Current progress in development of hepatitis C virus vaccines

Abstract

Despite major advances in the understanding and treatment of hepatitis C, a preventive vaccine remains elusive. The marked genetic diversity and multiple mechanisms of persistence of hepatitis C virus, combined with the relatively poor immune response of the infected host against the virus, are major barriers. The lack of robust and convenient model systems further hampers the effort to develop an effective vaccine. Advances in our understanding of virus-host interactions and protective immunity in hepatitis C virus infection provide an important roadmap to develop potent and broadly directed vaccine candidates targeting both humoral and cellular immune responses. Multiple approaches to generating and testing viral immunogens have met with variable success. Several candidates have advanced to clinical trials based on promising results in chimpanzees. The ultimate path to a successful preventive vaccine requires comprehensive evaluations of all aspects of protective immunity, innovative application of state-of-the-art vaccine technology and properly designed vaccine trials that can affirm definitive endpoints of efficacy.

Figure 1

Natural course of HCV infection and types of protective immunity. Top, the course of acute HCV infection and the induced adaptive immune responses to control HCV infection. During the acute phase of HCV infection, replication of the virus is unchecked and attains high-level viremia within a short period of time. Liver enzymes, such as alanine cell aminotransferase (ALT), become elevated.
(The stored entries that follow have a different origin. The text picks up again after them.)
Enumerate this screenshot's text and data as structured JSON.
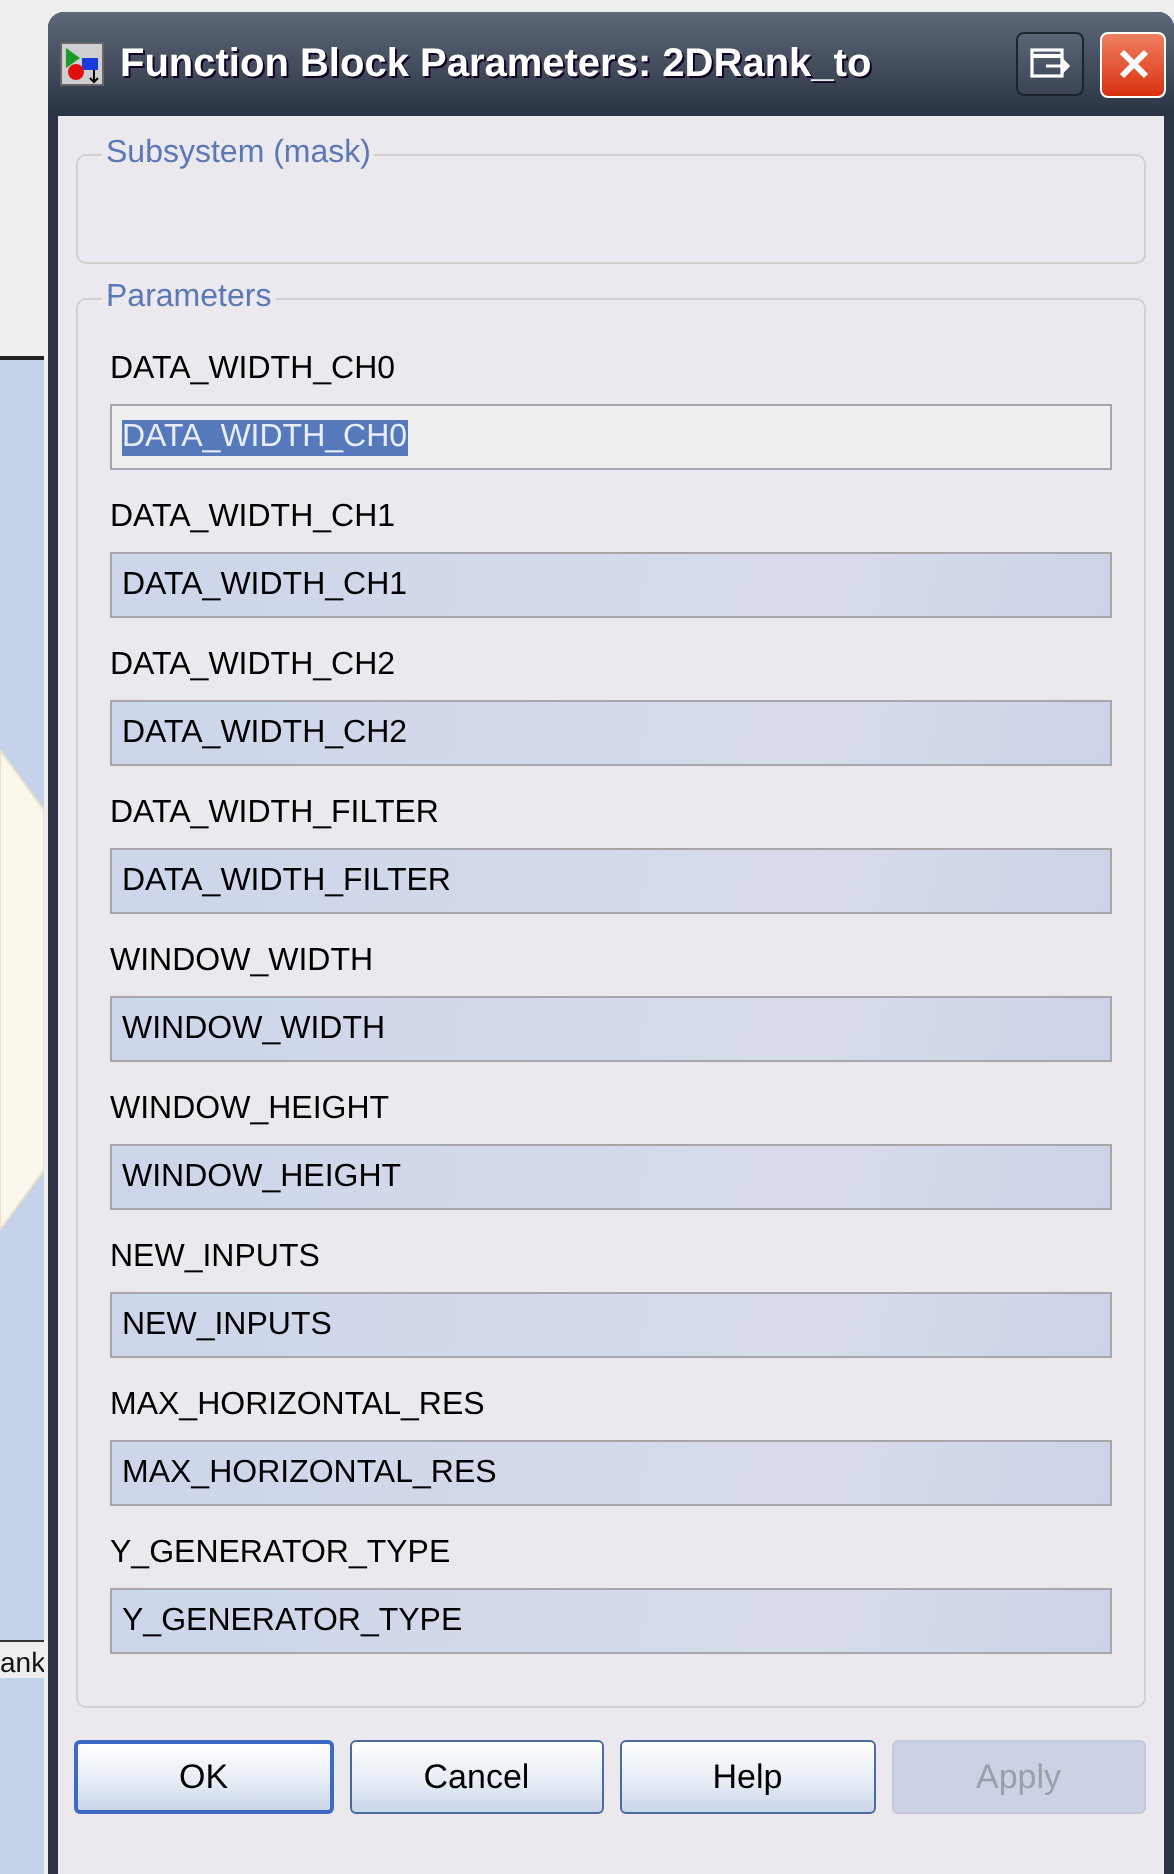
{
  "background": {
    "label": "ank"
  },
  "window": {
    "title": "Function Block Parameters: 2DRank_to"
  },
  "mask_group": {
    "title": "Subsystem (mask)"
  },
  "parameters": {
    "title": "Parameters",
    "items": [
      {
        "label": "DATA_WIDTH_CH0",
        "value": "DATA_WIDTH_CH0",
        "text_selected": true
      },
      {
        "label": "DATA_WIDTH_CH1",
        "value": "DATA_WIDTH_CH1",
        "text_selected": false
      },
      {
        "label": "DATA_WIDTH_CH2",
        "value": "DATA_WIDTH_CH2",
        "text_selected": false
      },
      {
        "label": "DATA_WIDTH_FILTER",
        "value": "DATA_WIDTH_FILTER",
        "text_selected": false
      },
      {
        "label": "WINDOW_WIDTH",
        "value": "WINDOW_WIDTH",
        "text_selected": false
      },
      {
        "label": "WINDOW_HEIGHT",
        "value": "WINDOW_HEIGHT",
        "text_selected": false
      },
      {
        "label": "NEW_INPUTS",
        "value": "NEW_INPUTS",
        "text_selected": false
      },
      {
        "label": "MAX_HORIZONTAL_RES",
        "value": "MAX_HORIZONTAL_RES",
        "text_selected": false
      },
      {
        "label": "Y_GENERATOR_TYPE",
        "value": "Y_GENERATOR_TYPE",
        "text_selected": false
      }
    ]
  },
  "buttons": [
    {
      "label": "OK",
      "default": true,
      "disabled": false
    },
    {
      "label": "Cancel",
      "default": false,
      "disabled": false
    },
    {
      "label": "Help",
      "default": false,
      "disabled": false
    },
    {
      "label": "Apply",
      "default": false,
      "disabled": true
    }
  ]
}
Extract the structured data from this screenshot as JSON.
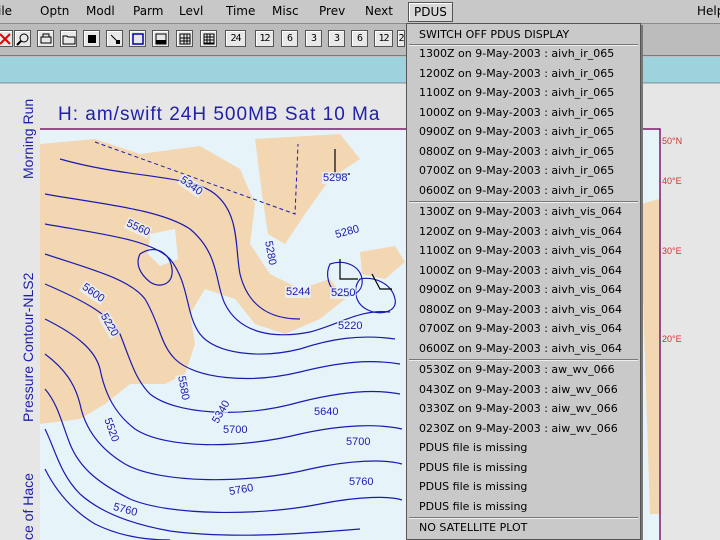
{
  "menubar": {
    "items": [
      "ile",
      "Optn",
      "Modl",
      "Parm",
      "Levl",
      "Time",
      "Misc",
      "Prev",
      "Next",
      "PDUS",
      "Help"
    ],
    "active": "PDUS"
  },
  "toolbar": {
    "icons": [
      "close-icon",
      "zoom-icon",
      "print-icon",
      "folder-icon",
      "fill-icon",
      "select-icon",
      "square-icon",
      "panel-icon",
      "grid-icon",
      "grid2-icon"
    ],
    "steps": [
      "24",
      "12",
      "6",
      "3",
      "3",
      "6",
      "12",
      "2"
    ]
  },
  "map": {
    "title": "H: am/swift 24H 500MB Sat 10 Ma",
    "side_labels": [
      "Morning Run",
      "Pressure Contour-NLS2",
      "ce of Hace"
    ],
    "contours": [
      "5340",
      "5298",
      "5560",
      "5280",
      "5280",
      "5244",
      "5250",
      "5600",
      "5220",
      "5220",
      "5580",
      "5340",
      "5640",
      "5700",
      "5700",
      "5760",
      "5760",
      "5760",
      "5520"
    ],
    "lat_labels": [
      "50°N",
      "40°E",
      "30°E",
      "20°E"
    ]
  },
  "pdus_menu": {
    "header": "SWITCH OFF PDUS DISPLAY",
    "ir_items": [
      "1300Z on  9-May-2003 : aivh_ir_065",
      "1200Z on  9-May-2003 : aivh_ir_065",
      "1100Z on  9-May-2003 : aivh_ir_065",
      "1000Z on  9-May-2003 : aivh_ir_065",
      "0900Z on  9-May-2003 : aivh_ir_065",
      "0800Z on  9-May-2003 : aivh_ir_065",
      "0700Z on  9-May-2003 : aivh_ir_065",
      "0600Z on  9-May-2003 : aivh_ir_065"
    ],
    "vis_items": [
      "1300Z on  9-May-2003 : aivh_vis_064",
      "1200Z on  9-May-2003 : aivh_vis_064",
      "1100Z on  9-May-2003 : aivh_vis_064",
      "1000Z on  9-May-2003 : aivh_vis_064",
      "0900Z on  9-May-2003 : aivh_vis_064",
      "0800Z on  9-May-2003 : aivh_vis_064",
      "0700Z on  9-May-2003 : aivh_vis_064",
      "0600Z on  9-May-2003 : aivh_vis_064"
    ],
    "wv_items": [
      "0530Z on  9-May-2003 : aw_wv_066",
      "0430Z on  9-May-2003 : aiw_wv_066",
      "0330Z on  9-May-2003 : aiw_wv_066",
      "0230Z on  9-May-2003 : aiw_wv_066",
      "PDUS file is missing",
      "PDUS file is missing",
      "PDUS file is missing",
      "PDUS file is missing"
    ],
    "footer": "NO SATELLITE PLOT"
  },
  "colors": {
    "land": "#f3d6b2",
    "sea": "#e6f4fa",
    "contour": "#1b1bb0",
    "strip": "#9ed3dd"
  }
}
As the host immune response is activated, either viral clearance occurs or viral level drops and persists at a lower level as the viral set point during the chronic phase, which can be associated with elevated ALT. The classical vaccine strategy of inducing sterilizing immunity is to prevent acute infection and has been highly effective in viral infections that cause acute and severe disease. The mechanism of sterilizing protection mediated by vaccine-transient viremia after exposure to HCV that is below the limit of detection (middle).In contrast, cell-mediated immunity is crucial for viral clearance in the case of recovery or control of viral replication during the chronic phase of infection (bottom). Anti-HCV Ab, HCV-specific antibody.

Figure 2

Targets and mechanisms of vaccine-induced immunity in prevention of HCV infection. Various vaccine candidates targeting different aspects of host immune responses are illustrated. Protein-based vaccine targets B cell immunity and, if produced either in unique form or with potent adjuvant, can cross-prime to the T cell pathway. Viral vectors or DNA plasmids induce predominantly T cell responses. They can also prime B cell immunity if the expressed antigens include HCV envelope proteins. VLPs can also target both B and T cell immune responses. B cell immunity, via neutralizing antibodies, can either neutralize circulating virus—usually in complex with lipoprotein—or virus at the entry step.T cell–mediated immunity can either directly eliminate viral-infected cells via cytocidal mechanisms or produce antiviral cytokines such as IFN-γ. IFN-α and IFN-λ can be produced by activated dendritic or other immune cells to inhibit viral replication. Innate immune cells, such as NK or NKT cells, may also be activated by vaccine to produce antiviral cytokines or exert direct cytotoxic effector function. MHC, major histocompatibility complex; TCR, T cell receptor.

Figure 3

Diagram of steps for vaccine trial design and important parameters to monitor during study. PBMCs, peripheral blood mononuclear cells.